In my rush to action, I became a murderer instead. The player’s health was already low, and he sidestepped right into the path of my knife. Before I realized what I had done, I heard a muffled “…damn it,” before his mic cut out. He was dead before I could even apologize.
I wish I could say I went on to reunite with my former partner, or that I pushed on to win in memory of the man I accidentally killed. That would make for good TV. The truth is much more fitting, though. Less than a minute after fleeing the scene of the crime, I entered a dark chamber where I was mauled to death by a monster. As far as in-game debuts go, mine was as awkward as it gets.
But while my story was relatively tame, spectating the rest of the match was a dynamic, exciting good time.
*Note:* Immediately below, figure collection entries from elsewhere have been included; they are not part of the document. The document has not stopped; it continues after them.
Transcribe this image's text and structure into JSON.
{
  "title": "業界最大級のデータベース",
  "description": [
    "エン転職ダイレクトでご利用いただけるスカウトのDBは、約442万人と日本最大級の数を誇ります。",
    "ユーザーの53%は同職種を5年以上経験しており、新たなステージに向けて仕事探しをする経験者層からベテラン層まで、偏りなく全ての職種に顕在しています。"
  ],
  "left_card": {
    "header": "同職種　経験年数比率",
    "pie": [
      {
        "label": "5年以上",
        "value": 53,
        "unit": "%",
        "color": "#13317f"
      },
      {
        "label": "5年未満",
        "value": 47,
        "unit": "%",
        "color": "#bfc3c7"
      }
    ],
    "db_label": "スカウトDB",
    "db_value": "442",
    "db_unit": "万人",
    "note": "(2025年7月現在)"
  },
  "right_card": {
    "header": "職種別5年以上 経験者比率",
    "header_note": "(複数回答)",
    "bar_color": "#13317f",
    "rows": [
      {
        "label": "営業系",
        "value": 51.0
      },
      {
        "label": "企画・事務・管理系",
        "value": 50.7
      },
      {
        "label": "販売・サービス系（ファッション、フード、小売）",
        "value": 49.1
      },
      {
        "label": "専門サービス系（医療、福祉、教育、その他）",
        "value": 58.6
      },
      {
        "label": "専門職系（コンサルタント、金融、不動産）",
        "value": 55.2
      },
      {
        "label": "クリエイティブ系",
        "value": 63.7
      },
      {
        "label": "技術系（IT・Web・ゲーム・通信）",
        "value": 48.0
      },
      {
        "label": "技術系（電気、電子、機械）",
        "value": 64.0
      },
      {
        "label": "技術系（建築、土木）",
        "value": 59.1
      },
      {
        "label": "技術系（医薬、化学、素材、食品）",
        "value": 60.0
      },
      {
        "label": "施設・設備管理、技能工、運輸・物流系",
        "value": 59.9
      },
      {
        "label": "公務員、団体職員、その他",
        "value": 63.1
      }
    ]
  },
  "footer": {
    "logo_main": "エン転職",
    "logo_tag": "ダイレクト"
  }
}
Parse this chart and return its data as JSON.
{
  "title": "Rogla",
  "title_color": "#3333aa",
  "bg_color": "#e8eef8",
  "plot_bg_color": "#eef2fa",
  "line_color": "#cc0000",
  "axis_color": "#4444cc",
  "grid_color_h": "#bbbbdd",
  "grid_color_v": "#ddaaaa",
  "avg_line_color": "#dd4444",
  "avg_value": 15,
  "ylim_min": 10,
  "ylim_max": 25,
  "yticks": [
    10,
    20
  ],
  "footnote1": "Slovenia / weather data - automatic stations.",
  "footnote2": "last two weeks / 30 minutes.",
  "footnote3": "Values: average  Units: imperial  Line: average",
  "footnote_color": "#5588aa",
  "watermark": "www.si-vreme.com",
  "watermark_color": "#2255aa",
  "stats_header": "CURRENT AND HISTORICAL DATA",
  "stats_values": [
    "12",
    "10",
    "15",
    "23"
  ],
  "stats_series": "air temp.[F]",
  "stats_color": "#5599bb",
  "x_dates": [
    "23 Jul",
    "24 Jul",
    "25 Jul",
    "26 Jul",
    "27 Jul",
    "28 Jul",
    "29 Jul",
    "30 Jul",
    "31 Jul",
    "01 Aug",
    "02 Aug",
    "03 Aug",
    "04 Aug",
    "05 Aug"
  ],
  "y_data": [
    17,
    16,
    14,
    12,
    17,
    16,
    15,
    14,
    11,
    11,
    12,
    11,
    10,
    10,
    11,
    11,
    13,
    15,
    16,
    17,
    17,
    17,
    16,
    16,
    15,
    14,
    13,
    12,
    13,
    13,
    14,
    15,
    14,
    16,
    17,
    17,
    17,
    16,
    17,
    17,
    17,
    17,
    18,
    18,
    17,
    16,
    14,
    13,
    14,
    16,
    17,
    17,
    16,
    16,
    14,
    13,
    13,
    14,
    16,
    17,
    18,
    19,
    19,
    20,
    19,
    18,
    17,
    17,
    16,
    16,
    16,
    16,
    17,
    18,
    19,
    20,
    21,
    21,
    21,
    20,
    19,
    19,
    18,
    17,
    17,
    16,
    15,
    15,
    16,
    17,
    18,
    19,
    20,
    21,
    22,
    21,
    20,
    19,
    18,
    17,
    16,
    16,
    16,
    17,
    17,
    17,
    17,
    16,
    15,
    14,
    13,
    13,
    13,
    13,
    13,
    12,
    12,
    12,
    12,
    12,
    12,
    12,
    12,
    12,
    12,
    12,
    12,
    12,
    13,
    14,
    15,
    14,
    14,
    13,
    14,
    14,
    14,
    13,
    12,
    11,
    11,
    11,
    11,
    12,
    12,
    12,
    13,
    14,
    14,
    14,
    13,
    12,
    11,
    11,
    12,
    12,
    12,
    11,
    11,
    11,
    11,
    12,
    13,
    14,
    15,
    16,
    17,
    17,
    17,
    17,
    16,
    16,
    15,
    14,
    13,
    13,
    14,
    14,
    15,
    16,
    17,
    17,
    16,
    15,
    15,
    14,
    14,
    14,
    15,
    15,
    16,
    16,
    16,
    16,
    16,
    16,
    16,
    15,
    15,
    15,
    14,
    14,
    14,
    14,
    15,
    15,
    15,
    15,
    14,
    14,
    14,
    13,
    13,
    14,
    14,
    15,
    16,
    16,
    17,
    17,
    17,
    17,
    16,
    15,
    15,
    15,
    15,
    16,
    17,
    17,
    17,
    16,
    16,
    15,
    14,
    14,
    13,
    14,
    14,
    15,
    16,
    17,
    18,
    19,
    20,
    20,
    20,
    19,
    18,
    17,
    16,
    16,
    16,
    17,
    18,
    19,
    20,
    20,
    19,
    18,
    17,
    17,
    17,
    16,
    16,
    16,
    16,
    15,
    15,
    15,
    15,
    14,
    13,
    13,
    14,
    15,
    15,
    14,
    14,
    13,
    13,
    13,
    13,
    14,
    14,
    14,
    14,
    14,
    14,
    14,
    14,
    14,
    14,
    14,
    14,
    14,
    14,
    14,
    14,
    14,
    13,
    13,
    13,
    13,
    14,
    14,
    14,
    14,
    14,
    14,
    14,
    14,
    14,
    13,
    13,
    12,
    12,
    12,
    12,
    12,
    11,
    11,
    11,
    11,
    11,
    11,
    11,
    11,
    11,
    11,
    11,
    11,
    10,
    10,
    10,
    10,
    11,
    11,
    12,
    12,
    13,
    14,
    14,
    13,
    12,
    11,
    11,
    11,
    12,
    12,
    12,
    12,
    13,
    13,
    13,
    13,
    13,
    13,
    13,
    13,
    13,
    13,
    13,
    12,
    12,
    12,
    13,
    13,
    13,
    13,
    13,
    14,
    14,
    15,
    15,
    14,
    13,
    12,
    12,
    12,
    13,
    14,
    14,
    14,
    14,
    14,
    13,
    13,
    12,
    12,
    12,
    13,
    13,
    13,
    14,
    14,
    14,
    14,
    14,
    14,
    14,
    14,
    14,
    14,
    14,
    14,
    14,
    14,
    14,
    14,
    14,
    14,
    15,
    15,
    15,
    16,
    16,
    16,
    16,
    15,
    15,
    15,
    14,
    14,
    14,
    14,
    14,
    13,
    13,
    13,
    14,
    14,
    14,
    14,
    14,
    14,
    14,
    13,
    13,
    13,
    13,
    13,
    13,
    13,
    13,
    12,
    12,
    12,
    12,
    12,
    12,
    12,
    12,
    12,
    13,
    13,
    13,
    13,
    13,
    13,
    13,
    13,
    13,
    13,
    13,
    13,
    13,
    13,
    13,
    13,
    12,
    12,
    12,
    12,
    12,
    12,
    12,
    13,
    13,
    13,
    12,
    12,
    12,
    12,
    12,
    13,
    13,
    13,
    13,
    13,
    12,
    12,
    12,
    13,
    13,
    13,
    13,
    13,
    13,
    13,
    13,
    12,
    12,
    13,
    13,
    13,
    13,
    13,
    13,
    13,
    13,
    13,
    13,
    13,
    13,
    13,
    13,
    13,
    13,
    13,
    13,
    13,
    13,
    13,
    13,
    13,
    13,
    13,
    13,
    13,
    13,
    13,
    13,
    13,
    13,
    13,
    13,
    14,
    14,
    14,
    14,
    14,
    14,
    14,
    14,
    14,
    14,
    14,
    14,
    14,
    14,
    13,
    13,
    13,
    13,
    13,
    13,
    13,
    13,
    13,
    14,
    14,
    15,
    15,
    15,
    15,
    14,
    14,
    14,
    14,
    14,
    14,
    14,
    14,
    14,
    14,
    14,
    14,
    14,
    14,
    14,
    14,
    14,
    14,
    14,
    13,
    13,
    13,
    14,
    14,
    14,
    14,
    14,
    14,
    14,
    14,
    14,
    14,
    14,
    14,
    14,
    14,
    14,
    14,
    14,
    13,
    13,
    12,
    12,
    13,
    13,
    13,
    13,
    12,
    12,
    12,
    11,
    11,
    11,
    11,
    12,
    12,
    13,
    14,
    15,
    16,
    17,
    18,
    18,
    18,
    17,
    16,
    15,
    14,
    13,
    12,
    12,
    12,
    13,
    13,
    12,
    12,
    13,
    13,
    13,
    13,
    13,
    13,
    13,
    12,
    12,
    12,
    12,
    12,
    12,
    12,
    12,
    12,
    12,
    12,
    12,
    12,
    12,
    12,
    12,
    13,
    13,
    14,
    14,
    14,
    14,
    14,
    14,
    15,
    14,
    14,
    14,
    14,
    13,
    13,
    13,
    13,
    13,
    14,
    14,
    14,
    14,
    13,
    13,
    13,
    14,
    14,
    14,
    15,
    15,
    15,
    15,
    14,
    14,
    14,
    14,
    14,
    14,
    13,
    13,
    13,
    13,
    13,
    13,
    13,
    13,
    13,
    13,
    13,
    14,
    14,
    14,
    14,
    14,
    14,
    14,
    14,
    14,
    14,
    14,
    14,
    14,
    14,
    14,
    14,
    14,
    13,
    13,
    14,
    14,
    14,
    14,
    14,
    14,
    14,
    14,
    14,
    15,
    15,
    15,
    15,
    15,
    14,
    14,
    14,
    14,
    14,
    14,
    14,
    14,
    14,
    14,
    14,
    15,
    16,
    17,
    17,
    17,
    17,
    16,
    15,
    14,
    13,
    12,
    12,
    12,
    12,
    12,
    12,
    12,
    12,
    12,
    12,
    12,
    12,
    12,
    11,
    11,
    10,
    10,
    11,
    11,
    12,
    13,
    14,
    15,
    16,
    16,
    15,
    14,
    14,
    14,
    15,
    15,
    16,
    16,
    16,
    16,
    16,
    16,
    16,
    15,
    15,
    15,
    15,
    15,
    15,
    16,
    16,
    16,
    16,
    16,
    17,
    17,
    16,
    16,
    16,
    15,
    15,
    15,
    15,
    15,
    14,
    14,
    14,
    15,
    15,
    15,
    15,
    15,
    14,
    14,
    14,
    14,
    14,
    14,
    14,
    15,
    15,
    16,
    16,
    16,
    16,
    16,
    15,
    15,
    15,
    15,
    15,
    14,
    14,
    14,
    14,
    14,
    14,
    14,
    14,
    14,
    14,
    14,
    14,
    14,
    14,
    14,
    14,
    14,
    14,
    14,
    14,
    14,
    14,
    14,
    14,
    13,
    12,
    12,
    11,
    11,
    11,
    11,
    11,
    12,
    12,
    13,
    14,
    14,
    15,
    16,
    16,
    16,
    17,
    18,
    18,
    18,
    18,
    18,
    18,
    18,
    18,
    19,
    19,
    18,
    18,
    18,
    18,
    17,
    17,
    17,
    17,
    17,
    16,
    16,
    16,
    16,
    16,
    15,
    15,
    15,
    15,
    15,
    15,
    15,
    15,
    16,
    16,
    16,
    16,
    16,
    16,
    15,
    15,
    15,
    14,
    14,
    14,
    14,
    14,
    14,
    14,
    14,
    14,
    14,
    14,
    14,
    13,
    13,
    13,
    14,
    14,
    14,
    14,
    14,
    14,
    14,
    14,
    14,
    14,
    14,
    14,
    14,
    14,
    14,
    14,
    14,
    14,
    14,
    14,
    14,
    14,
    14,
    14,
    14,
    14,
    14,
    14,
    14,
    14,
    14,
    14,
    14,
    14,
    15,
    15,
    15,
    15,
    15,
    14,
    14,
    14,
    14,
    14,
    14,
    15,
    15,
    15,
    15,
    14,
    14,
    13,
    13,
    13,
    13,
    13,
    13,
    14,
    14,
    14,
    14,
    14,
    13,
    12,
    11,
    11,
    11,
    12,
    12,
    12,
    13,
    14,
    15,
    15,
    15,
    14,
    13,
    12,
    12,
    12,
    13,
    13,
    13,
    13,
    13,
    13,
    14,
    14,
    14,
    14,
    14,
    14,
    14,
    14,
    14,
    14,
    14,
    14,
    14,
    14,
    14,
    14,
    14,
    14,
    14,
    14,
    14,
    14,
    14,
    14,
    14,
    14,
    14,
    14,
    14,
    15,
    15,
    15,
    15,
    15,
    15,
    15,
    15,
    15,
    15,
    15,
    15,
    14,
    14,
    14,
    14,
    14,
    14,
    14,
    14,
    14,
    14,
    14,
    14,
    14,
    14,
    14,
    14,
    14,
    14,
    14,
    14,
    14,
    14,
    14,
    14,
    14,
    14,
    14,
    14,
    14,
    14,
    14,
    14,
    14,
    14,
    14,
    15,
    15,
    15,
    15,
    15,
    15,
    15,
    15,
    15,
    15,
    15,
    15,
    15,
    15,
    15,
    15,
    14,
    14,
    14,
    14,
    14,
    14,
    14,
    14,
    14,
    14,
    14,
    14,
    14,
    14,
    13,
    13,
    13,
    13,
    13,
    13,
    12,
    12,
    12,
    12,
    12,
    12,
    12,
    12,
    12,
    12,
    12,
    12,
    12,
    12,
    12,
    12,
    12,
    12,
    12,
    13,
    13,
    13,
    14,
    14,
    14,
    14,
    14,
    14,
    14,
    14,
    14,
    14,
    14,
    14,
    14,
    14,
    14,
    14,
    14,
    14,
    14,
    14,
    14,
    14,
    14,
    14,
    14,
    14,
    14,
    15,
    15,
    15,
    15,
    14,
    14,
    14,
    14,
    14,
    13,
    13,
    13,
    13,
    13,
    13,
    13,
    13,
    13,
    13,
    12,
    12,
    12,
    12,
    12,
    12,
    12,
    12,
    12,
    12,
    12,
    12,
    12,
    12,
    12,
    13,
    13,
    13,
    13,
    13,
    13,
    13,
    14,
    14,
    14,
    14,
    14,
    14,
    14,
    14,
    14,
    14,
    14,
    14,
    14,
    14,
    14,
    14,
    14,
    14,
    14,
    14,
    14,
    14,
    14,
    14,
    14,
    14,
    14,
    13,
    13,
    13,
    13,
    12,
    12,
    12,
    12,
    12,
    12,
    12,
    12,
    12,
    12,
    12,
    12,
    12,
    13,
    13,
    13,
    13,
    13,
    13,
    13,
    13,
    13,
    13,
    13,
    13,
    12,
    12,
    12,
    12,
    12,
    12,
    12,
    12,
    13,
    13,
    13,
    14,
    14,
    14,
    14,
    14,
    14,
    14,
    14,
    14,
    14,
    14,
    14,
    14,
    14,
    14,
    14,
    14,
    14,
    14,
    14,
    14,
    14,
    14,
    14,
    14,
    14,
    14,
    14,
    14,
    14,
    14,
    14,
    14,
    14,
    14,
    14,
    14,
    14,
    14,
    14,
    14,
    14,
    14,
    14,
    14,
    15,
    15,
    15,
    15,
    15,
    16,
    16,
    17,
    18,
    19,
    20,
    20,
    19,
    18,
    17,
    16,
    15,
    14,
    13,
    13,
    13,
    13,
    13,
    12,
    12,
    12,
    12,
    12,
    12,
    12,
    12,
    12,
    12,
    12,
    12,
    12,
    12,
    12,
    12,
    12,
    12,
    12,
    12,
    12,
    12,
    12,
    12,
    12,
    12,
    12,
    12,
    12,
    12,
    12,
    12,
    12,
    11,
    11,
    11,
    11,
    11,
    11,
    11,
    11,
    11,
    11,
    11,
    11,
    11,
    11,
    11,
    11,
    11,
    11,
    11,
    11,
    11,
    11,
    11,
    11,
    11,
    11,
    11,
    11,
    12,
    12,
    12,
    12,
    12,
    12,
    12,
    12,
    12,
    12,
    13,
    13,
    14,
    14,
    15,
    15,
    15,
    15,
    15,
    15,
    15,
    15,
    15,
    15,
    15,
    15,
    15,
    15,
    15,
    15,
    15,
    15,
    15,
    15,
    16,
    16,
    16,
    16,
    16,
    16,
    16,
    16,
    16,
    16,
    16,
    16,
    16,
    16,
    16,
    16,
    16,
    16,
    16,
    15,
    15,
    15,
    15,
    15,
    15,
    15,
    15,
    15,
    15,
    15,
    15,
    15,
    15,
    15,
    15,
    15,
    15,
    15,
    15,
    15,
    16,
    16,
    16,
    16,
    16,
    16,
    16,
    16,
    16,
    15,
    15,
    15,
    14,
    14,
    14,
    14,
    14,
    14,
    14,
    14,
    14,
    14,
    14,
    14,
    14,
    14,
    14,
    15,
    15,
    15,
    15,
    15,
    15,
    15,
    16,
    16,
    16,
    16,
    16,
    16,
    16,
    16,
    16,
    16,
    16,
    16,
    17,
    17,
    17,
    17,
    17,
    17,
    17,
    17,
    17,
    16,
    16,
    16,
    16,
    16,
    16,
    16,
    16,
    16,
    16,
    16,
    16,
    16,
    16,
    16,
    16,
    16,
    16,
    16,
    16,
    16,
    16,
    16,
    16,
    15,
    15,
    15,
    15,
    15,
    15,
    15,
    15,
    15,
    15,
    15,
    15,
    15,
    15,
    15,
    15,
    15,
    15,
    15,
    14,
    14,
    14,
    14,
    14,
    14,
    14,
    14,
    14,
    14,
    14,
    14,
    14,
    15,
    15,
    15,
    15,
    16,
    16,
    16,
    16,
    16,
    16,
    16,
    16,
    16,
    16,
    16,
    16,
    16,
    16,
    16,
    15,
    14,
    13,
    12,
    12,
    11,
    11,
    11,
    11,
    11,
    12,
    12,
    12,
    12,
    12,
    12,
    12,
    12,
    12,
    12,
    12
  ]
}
Because SOS‘s fiction places players on a reality game show, spectating matches is just as entertaining as participating. Once I was dead, I was able to watch the remaining contestants as they role-played and double-crossed one another. I witnessed an alliance of three players—all speaking with different accents—enact a plan to steal two relics. They argued and laughed at one another’s bits, seemingly oblivious to the fact that their antics had drawn a modest number of viewers.
The improvisational aspect of SOS can’t be understated. Natural-born performers can become digital stars within the game’s fiction. Because it’s designed to encourage an active audience, staying self-aware and in character can bolster your ability to survive and thrive. Players can build a following who actively participate in each match. Through Hero.tv, remote viewers can react to the action they’re watching, or vote on the contents of care packages contestants receive. Reactions build reputation and Fame, invisible boons tied to a player’s rank, that reward dynamic play and audience interaction. One player, who fully committed to a wise-guy persona, became an instant crowd favorite because of his quips and relentless scheming. Social dynamics are a vehicle for success both as a player and a performer, which speaks to SOS‘s massive potential among the streaming audience.
For someone like me, a bumbling buffoon who accidentally kills any player he gets too close to, SOS provides a chance to break out of my shell. Though it’s a bit rough around the edges, the base game is simple enough to learn after a session or two. I can see myself throwing my reservations by the wayside and developing an in-game persona. There’s untapped potential for hijinks and nuanced role-playing under SOS‘s game-show facade. Like any self-respecting reality television star, I’ll be back until I wear out my welcome. The camera doesn’t love me yet, but no one can resist an underdog.